Inconduites dans l’armée: «Le travail d’une génération», croit Stéphanie Raymond
Photo: Getty Images/iStockphoto

OTTAWA — La caporale-chef à la retraite Stéphanie Raymond convient que «ce n’est pas en quatre ans» qu’il y aura des améliorations au sein des Forces armées canadiennes (FAC) pour le traitement des plaintes d’agression sexuelle. «Ce sera le travail d’une génération», dit celle qui tente d’obtenir justice depuis près de huit ans.

Un nouveau sondage de Statistique Canada révèle qu’il y a eu peu de progrès pour les victimes d’agressions sexuelles au sein des FAC. Un constat décevant, selon le vice-chef d’état-major de la défense, Paul Wynnyk, alors que le monde militaire tente de redorer son image depuis la mise en place de l’opération HONOUR en 2015.

«C’est à peine si on commence à voir une amélioration au niveau de la culture du viol et de la culture du « victim blaming » (au sein de la société en général). Ça change extrêmement lentement.
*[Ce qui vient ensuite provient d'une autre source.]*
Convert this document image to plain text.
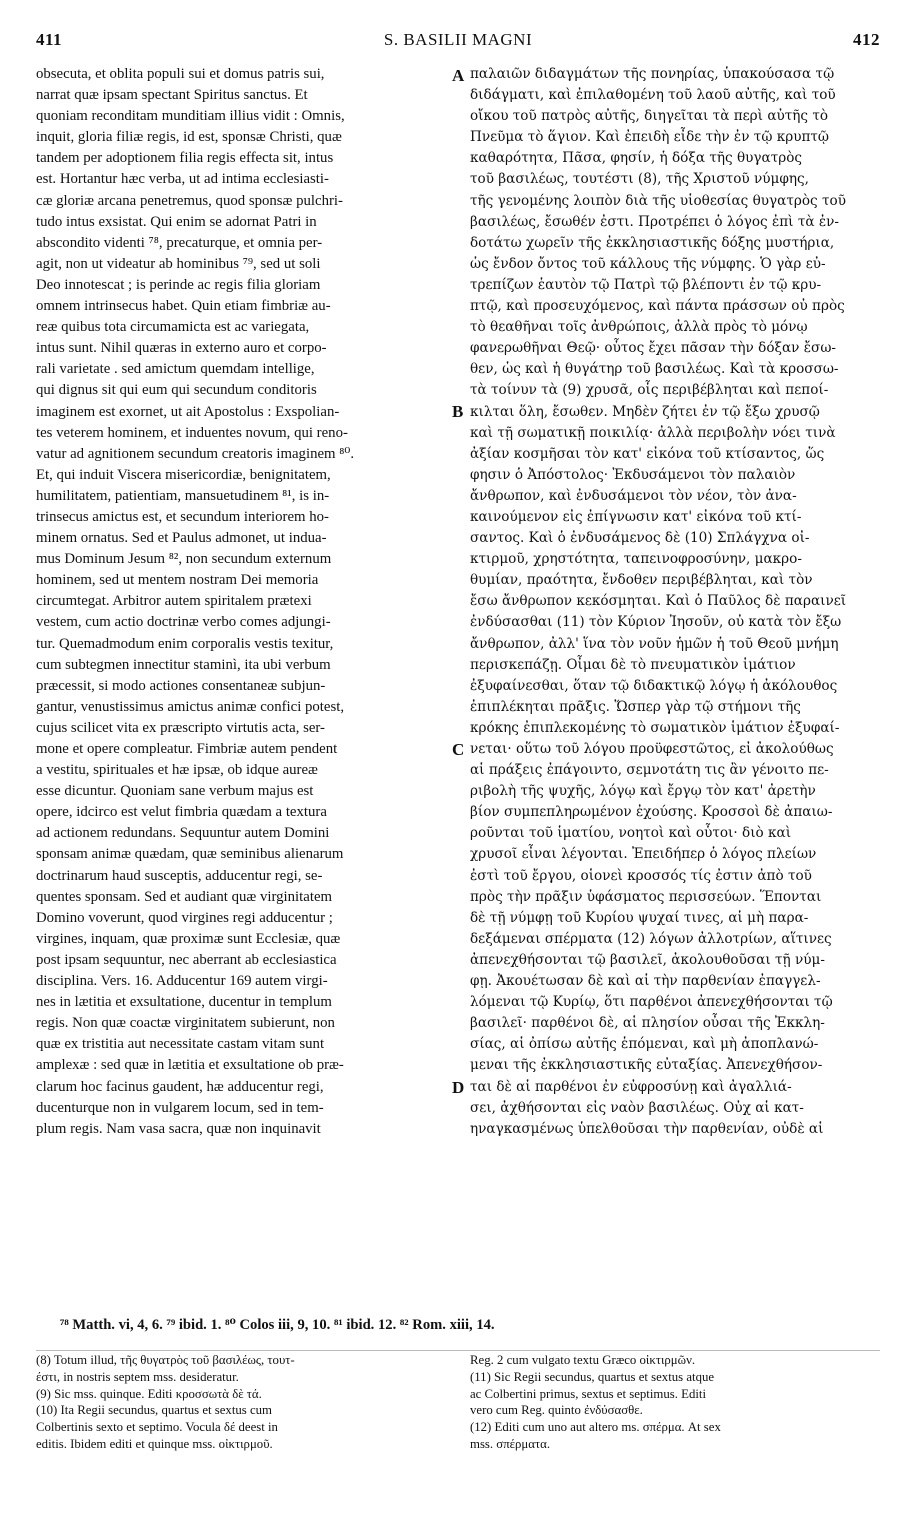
411	S. BASILII MAGNI	412
obsecuta, et oblita populi sui et domus patris sui,
narrat quæ ipsam spectant Spiritus sanctus. Et
quoniam reconditam munditiam illius vidit : Omnis,
inquit, gloria filiæ regis, id est, sponsæ Christi, quæ
tandem per adoptionem filia regis effecta sit, intus
est. Hortantur hæc verba, ut ad intima ecclesiasti-
cæ gloriæ arcana penetremus, quod sponsæ pulchri-
tudo intus exsistat. Qui enim se adornat Patri in
abscondito videnti ⁷⁸, precaturque, et omnia per-
agit, non ut videatur ab hominibus ⁷⁹, sed ut soli
Deo innotescat ; is perinde ac regis filia gloriam
omnem intrinsecus habet. Quin etiam fimbriæ au-
reæ quibus tota circumamicta est ac variegata,
intus sunt. Nihil quæras in externo auro et corpo-
rali varietate . sed amictum quemdam intellige,
qui dignus sit qui eum qui secundum conditoris
imaginem est exornet, ut ait Apostolus : Exspolian-
tes veterem hominem, et induentes novum, qui reno-
vatur ad agnitionem secundum creatoris imaginem ⁸⁰.
Et, qui induit Viscera misericordiæ, benignitatem,
humilitatem, patientiam, mansuetudinem ⁸¹, is in-
trinsecus amictus est, et secundum interiorem ho-
minem ornatus. Sed et Paulus admonet, ut indua-
mus Dominum Jesum ⁸², non secundum externum
hominem, sed ut mentem nostram Dei memoria
circumtegat. Arbitror autem spiritalem prætexi
vestem, cum actio doctrinæ verbo comes adjungi-
tur. Quemadmodum enim corporalis vestis texitur,
cum subtegmen innectitur staminì, ita ubi verbum
præcessit, si modo actiones consentaneæ subjun-
gantur, venustissimus amictus animæ confici potest,
cujus scilicet vita ex præscripto virtutis acta, ser-
mone et opere compleatur. Fimbriæ autem pendent
a vestitu, spirituales et hæ ipsæ, ob idque aureæ
esse dicuntur. Quoniam sane verbum majus est
opere, idcirco est velut fimbria quædam a textura
ad actionem redundans. Sequuntur autem Domini
sponsam animæ quædam, quæ seminibus alienarum
doctrinarum haud susceptis, adducentur regi, se-
quentes sponsam. Sed et audiant quæ virginitatem
Domino voverunt, quod virgines regi adducentur ;
virgines, inquam, quæ proximæ sunt Ecclesiæ, quæ
post ipsam sequuntur, nec aberrant ab ecclesiastica
disciplina. Vers. 16. Adducentur 169 autem virgi-
nes in lætitia et exsultatione, ducentur in templum
regis. Non quæ coactæ virginitatem subierunt, non
quæ ex tristitia aut necessitate castam vitam sunt
amplexæ : sed quæ in lætitia et exsultatione ob præ-
clarum hoc facinus gaudent, hæ adducentur regi,
ducenturque non in vulgarem locum, sed in tem-
plum regis. Nam vasa sacra, quæ non inquinavit
παλαιῶν διδαγμάτων τῆς πονηρίας, ὑπακούσασα τῷ
διδάγματι, καὶ ἐπιλαθομένη τοῦ λαοῦ αὐτῆς, καὶ τοῦ
οἴκου τοῦ πατρὸς αὐτῆς, διηγεῖται τὰ περὶ αὐτῆς τὸ
Πνεῦμα τὸ ἅγιον. Καὶ ἐπειδὴ εἶδε τὴν ἐν τῷ κρυπτῷ
καθαρότητα, Πᾶσα, φησίν, ἡ δόξα τῆς θυγατρὸς
τοῦ βασιλέως, τουτέστι (8), τῆς Χριστοῦ νύμφης,
τῆς γενομένης λοιπὸν διὰ τῆς υἱοθεσίας θυγατρὸς τοῦ
βασιλέως, ἔσωθέν ἐστι. Προτρέπει ὁ λόγος ἐπὶ τὰ ἐν-
δοτάτω χωρεῖν τῆς ἐκκλησιαστικῆς δόξης μυστήρια,
ὡς ἔνδον ὄντος τοῦ κάλλους τῆς νύμφης. Ὁ γὰρ εὐ-
τρεπίζων ἑαυτὸν τῷ Πατρὶ τῷ βλέποντι ἐν τῷ κρυ-
πτῷ, καὶ προσευχόμενος, καὶ πάντα πράσσων οὐ πρὸς
τὸ θεαθῆναι τοῖς ἀνθρώποις, ἀλλὰ πρὸς τὸ μόνῳ
φανερωθῆναι Θεῷ· οὗτος ἔχει πᾶσαν τὴν δόξαν ἔσω-
θεν, ὡς καὶ ἡ θυγάτηρ τοῦ βασιλέως. Καὶ τὰ κροσσω-
τὰ τοίνυν τὰ (9) χρυσᾶ, οἷς περιβέβληται καὶ πεποί-
κιλται ὅλη, ἔσωθεν. Μηδὲν ζήτει ἐν τῷ ἔξω χρυσῷ
καὶ τῇ σωματικῇ ποικιλίᾳ· ἀλλὰ περιβολὴν νόει τινὰ
ἀξίαν κοσμῆσαι τὸν κατ' εἰκόνα τοῦ κτίσαντος, ὥς
φησιν ὁ Ἀπόστολος· Ἐκδυσάμενοι τὸν παλαιὸν
ἄνθρωπον, καὶ ἐνδυσάμενοι τὸν νέον, τὸν ἀνα-
καινούμενον εἰς ἐπίγνωσιν κατ' εἰκόνα τοῦ κτί-
σαντος. Καὶ ὁ ἐνδυσάμενος δὲ (10) Σπλάγχνα οἰ-
κτιρμοῦ, χρηστότητα, ταπεινοφροσύνην, μακρο-
θυμίαν, πραότητα, ἔνδοθεν περιβέβληται, καὶ τὸν
ἔσω ἄνθρωπον κεκόσμηται. Καὶ ὁ Παῦλος δὲ παραινεῖ
ἐνδύσασθαι (11) τὸν Κύριον Ἰησοῦν, οὐ κατὰ τὸν ἔξω
ἄνθρωπον, ἀλλ' ἵνα τὸν νοῦν ἡμῶν ἡ τοῦ Θεοῦ μνήμη
περισκεπάζῃ. Οἶμαι δὲ τὸ πνευματικὸν ἱμάτιον
ἐξυφαίνεσθαι, ὅταν τῷ διδακτικῷ λόγῳ ἡ ἀκόλουθος
ἐπιπλέκηται πρᾶξις. Ὥσπερ γὰρ τῷ στήμονι τῆς
κρόκης ἐπιπλεκομένης τὸ σωματικὸν ἱμάτιον ἐξυφαί-
νεται· οὕτω τοῦ λόγου προϋφεστῶτος, εἰ ἀκολούθως
αἱ πράξεις ἐπάγοιντο, σεμνοτάτη τις ἂν γένοιτο πε-
ριβολὴ τῆς ψυχῆς, λόγῳ καὶ ἔργῳ τὸν κατ' ἀρετὴν
βίον συμπεπληρωμένον ἐχούσης. Κροσσοὶ δὲ ἀπαιω-
ροῦνται τοῦ ἱματίου, νοητοὶ καὶ οὗτοι· διὸ καὶ
χρυσοῖ εἶναι λέγονται. Ἐπειδήπερ ὁ λόγος πλείων
ἐστὶ τοῦ ἔργου, οἱονεὶ κροσσός τίς ἐστιν ἀπὸ τοῦ
πρὸς τὴν πρᾶξιν ὑφάσματος περισσεύων. Ἕπονται
δὲ τῇ νύμφῃ τοῦ Κυρίου ψυχαί τινες, αἱ μὴ παρα-
δεξάμεναι σπέρματα (12) λόγων ἀλλοτρίων, αἵτινες
ἀπενεχθήσονται τῷ βασιλεῖ, ἀκολουθοῦσαι τῇ νύμ-
φῃ. Ἀκουέτωσαν δὲ καὶ αἱ τὴν παρθενίαν ἐπαγγελ-
λόμεναι τῷ Κυρίῳ, ὅτι παρθένοι ἀπενεχθήσονται τῷ
βασιλεῖ· παρθένοι δὲ, αἱ πλησίον οὖσαι τῆς Ἐκκλη-
σίας, αἱ ὀπίσω αὐτῆς ἑπόμεναι, καὶ μὴ ἀποπλανώ-
μεναι τῆς ἐκκλησιαστικῆς εὐταξίας. Ἀπενεχθήσον-
ται δὲ αἱ παρθένοι ἐν εὐφροσύνῃ καὶ ἀγαλλιά-
σει, ἀχθήσονται εἰς ναὸν βασιλέως. Οὐχ αἱ κατ-
ηναγκασμένως ὑπελθοῦσαι τὴν παρθενίαν, οὐδὲ αἱ
A
B
C
D
⁷⁸ Matth. vi, 4, 6. ⁷⁹ ibid. 1. ⁸⁰ Colos iii, 9, 10. ⁸¹ ibid. 12. ⁸² Rom. xiii, 14.
(8) Totum illud, τῆς θυγατρὸς τοῦ βασιλέως, τουτ-
έστι, in nostris septem mss. desideratur.
(9) Sic mss. quinque. Editi κροσσωτὰ δὲ τά.
(10) Ita Regii secundus, quartus et sextus cum
Colbertinis sexto et septimo. Vocula δέ deest in
editis. Ibidem editi et quinque mss. οἰκτιρμοῦ.
Reg. 2 cum vulgato textu Græco οἰκτιρμῶν.
(11) Sic Regii secundus, quartus et sextus atque
ac Colbertini primus, sextus et septimus. Editi
vero cum Reg. quinto ἐνδύσασθε.
(12) Editi cum uno aut altero ms. σπέρμα. At sex
mss. σπέρματα.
C’est de génération en génération que ça va changer», affirme Mme Raymond, en entrevue avec La Presse canadienne.

En 2012, l’ex-caporale-chef avait déposé une plainte pour agression et harcèlement sexuel contre son supérieur, l’adjudant André Gagnon, pour des faits survenus en 2011. Il s’en est suivi une saga judiciaire qui se poursuit encore aujourd’hui.

Puisque les deux personnes concernées étaient membres des FAC et que l’agression alléguée s’est déroulée dans des installations militaires, c’est d’abord un comité de cinq militaires hommes qui a déclaré que M. Gagnon non coupable d’agression sexuelle.

La Cour d’appel de la Cour martiale avait annulé l’acquittement de l’adjudant et ordonné la tenue d’un nouveau procès. Cette décision a été validée par la Cour suprême à l’automne 2018 et le dossier a été transféré au civil.

Les chiffres dévoilés mercredi par Statistique Canada démontrent que les militaires sont encore nombreux à refuser de dénoncer l’agression dont ils ont été victimes par crainte de représailles. Cela peut s’expliquer par le fait que de nombreux incidents mettent en cause un superviseur ou une personne occupant un grade supérieur.

Mme Raymond convient qu’il est «plus difficile» de dénoncer les abus sexuels dans le monde militaire que dans la société civile.

«C’est propice à des dérapages, comme l’abus de pouvoir, l’alcool qui est bu sur les bases et la proximité, aussi. On vit ensemble du matin au soir, on va dormir ensemble dans des camps, on s’entraîne ensemble… C’est comme un monde à part», décrit-elle.

«C’est difficile à comprendre pour quelqu’un qui n’a jamais été dans les Forces», ajoute-t-elle.

Pour combattre ce fléau, le chef d’état-major de la défense, le général Jonathan Vance, multiplie les efforts pour mettre sur pied des ressources de soutien. Un rapport sur l’opération HONOUR est publié à chaque année depuis quatre ans pour fournir une mise à jour sur les comportements sexuels inappropriés et criminels au sein de l’armée.

Mais cette opération donne de «faux espoirs» aux victimes d’agressions sexuelles qui espèrent obtenir justice, fait valoir Mme Raymond. À son avis, le problème réside plutôt dans le fait que le tribunal militaire enquête sur ses pairs.

Mme Raymond attend toujours des nouvelles à la suite de la décision de Cour suprême, mais elle se dit confiante de remporter sa bataille longue de huit ans. «C’est long à changer des moeurs, mais encore plus dans l’armée», dit-elle.